Diakoni, przygotowujący się do przyjęcia święceń prezbiteratu, odbyli ostatnie formacyjne spotkanie z rektorem Gdańskiego Seminarium Duchownego.

- Za kilka dni będziemy cieszyć się z nowych kapłanów - mówi ks. Krzysztof Kinowski, rektor GSD. - Za kilka dni będziemy cieszyć się z nowych kapłanów - mówi ks. Krzysztof Kinowski, rektor GSD.
ks. Maciej Świgoń /Foto Gość

Święcenia kapłańskie to jedno z najważniejszych wydarzeń w ciągu roku dla całej archidiecezji gdańskiej. Każdy diakon przed tą uroczystością odbywa indywidualną rozmowę z księdzem rektorem, zwaną scrutinium. - Określenie to pochodzi z języka łacińskiego i oznacza poszukiwanie, badanie.
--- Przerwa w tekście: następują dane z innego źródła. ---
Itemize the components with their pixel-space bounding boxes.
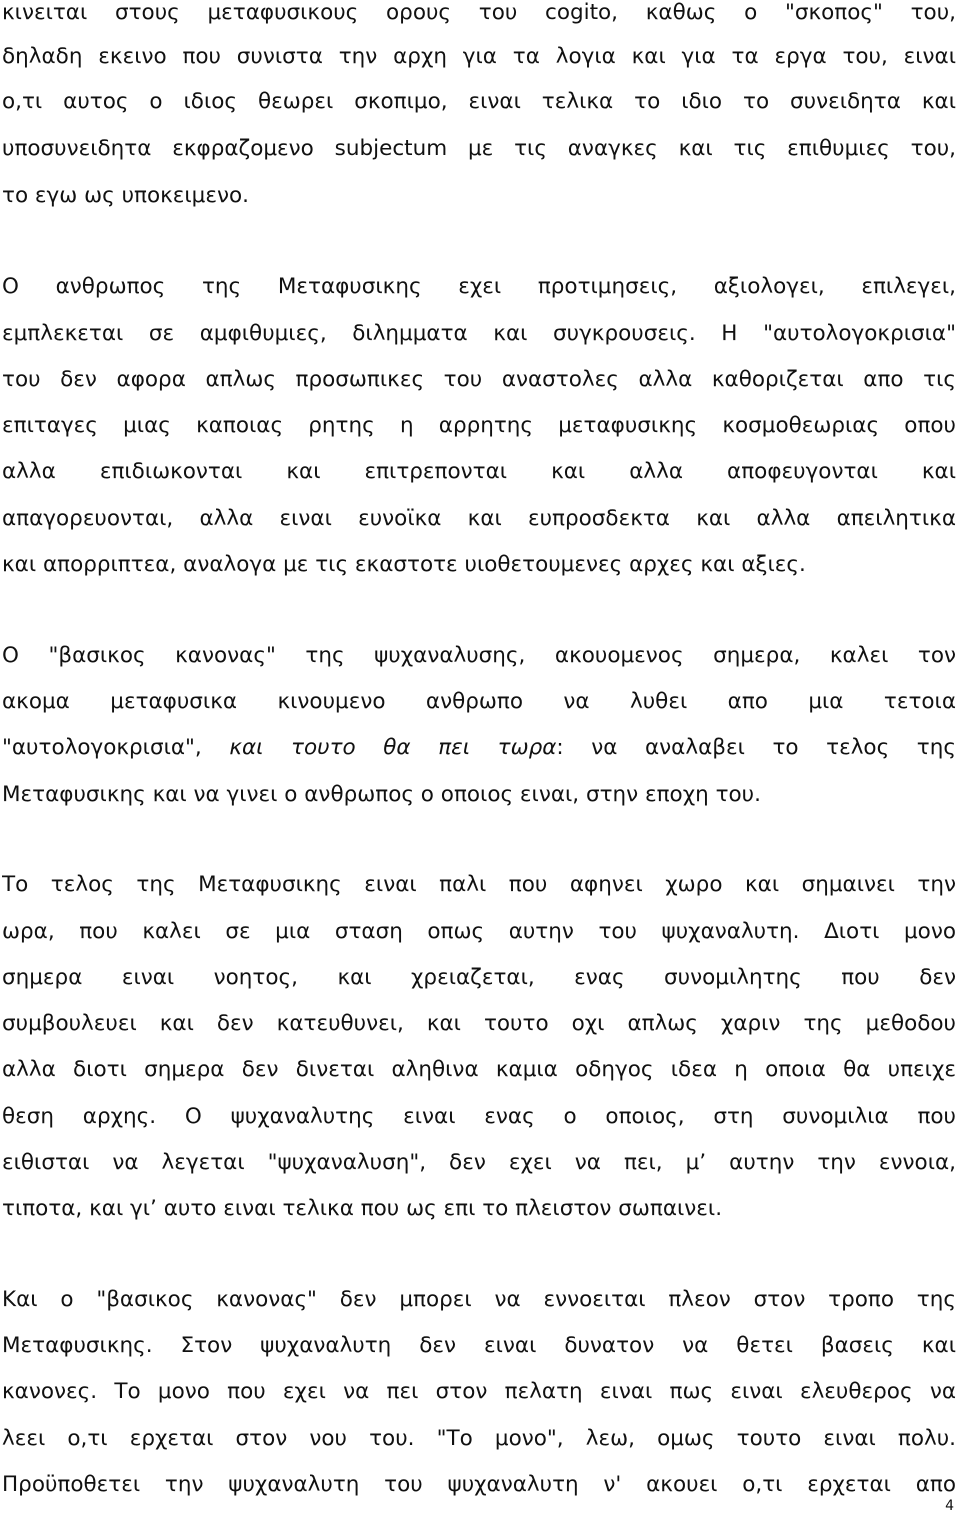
text-line: θεση αρχης. Ο ψυχαναλυτης ειναι ενας ο οποιος, στη συνομιλια που xyxy=(2,1104,956,1129)
text-line: αλλα διοτι σημερα δεν δινεται αληθινα καμια οδηγος ιδεα η οποια θα υπειχε xyxy=(2,1057,956,1082)
text-line: κανονες. Το μονο που εχει να πει στον πελατη ειναι πως ειναι ελευθερος να xyxy=(2,1379,956,1404)
text-line: το εγω ως υποκειμενο. xyxy=(2,183,249,208)
text-line: σημερα ειναι νοητος, και χρειαζεται, ενας συνομιλητης που δεν xyxy=(2,965,956,990)
text-line: επιταγες μιας καποιας ρητης η αρρητης μεταφυσικης κοσμοθεωριας οπου xyxy=(2,413,956,438)
text-line: λεει ο,τι ερχεται στον νου του. "Το μονο", λεω, ομως τουτο ειναι πολυ. xyxy=(2,1426,956,1451)
text-line: απαγορευονται, αλλα ειναι ευνοϊκα και ευπροσδεκτα και αλλα απειλητικα xyxy=(2,506,956,531)
text-line: εμπλεκεται σε αμφιθυμιες, διλημματα και συγκρουσεις. Η "αυτολογοκρισια" xyxy=(2,321,956,346)
text-line: Και ο "βασικος κανονας" δεν μπορει να εννοειται πλεον στον τροπο της xyxy=(2,1287,956,1312)
text-line: και απορριπτεα, αναλογα με τις εκαστοτε υιοθετουμενες αρχες και αξιες. xyxy=(2,552,806,577)
text-line: Ο ανθρωπος της Μεταφυσικης εχει προτιμησεις, αξιολογει, επιλεγει, xyxy=(2,274,956,299)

Jest to spotkanie, które ma na celu wniknięcie w głąb serca alumna, w świetle Ducha Świętego - mówi ks. dr Krzysztof Kinowski, rektor GSD.

- Formacja seminaryjna charakteryzuje się etapowością. Scrutinium określa przejście z jednego okresu do drugiego. Można powiedzieć, że pierwszym takim etapem jest rozmowa kwalifikacyjna przed przyjęciem do seminarium duchownego. Zakończona pozytywnie skutkuje tym, że kandydat wstępuje na drogę przygotowania do kapłaństwa. Następna przeprowadzana jest przed przyjęciem sutanny. Kolejne spotkania odbywają się przed posługami lektoratu i akolitatu, a także poprzedzają święcenia diakonatu i prezbiteratu - wyjaśnia ks. rektor.

Tematyka scrutinium jest zróżnicowana. - Zależy ona od etapu formacji. Za każdym razem dotyka się nieco innej rzeczywistości. Dla przykładu, przed akolitatem poruszane są kwestie dotyczące wszystkich praw i obowiązków wynikających z przyjęcia tej posługi. A podczas rozmowy z kandydatem do święceń kapłańskich nie można pominąć kwestii życia w celibacie czy modlitwy brewiarzowej. Trzeba mieć pewność, przynajmniej moralną, że kandydat wie, co przyjmuje, i że czyni to w sposób dobrowolny - tłumaczy ks. Kinowski.

Scrutinium przed prezbiteratem jest bardzo emocjonujące, nie tylko dla samych diakonów, ale również dla księdza rektora. - Przez ostatnie 3 lata widziałem, jak wzrastało ich powołanie. Entuzjazm, z którym idą do święceń, udziela się także i mnie - podkreśla kapłan.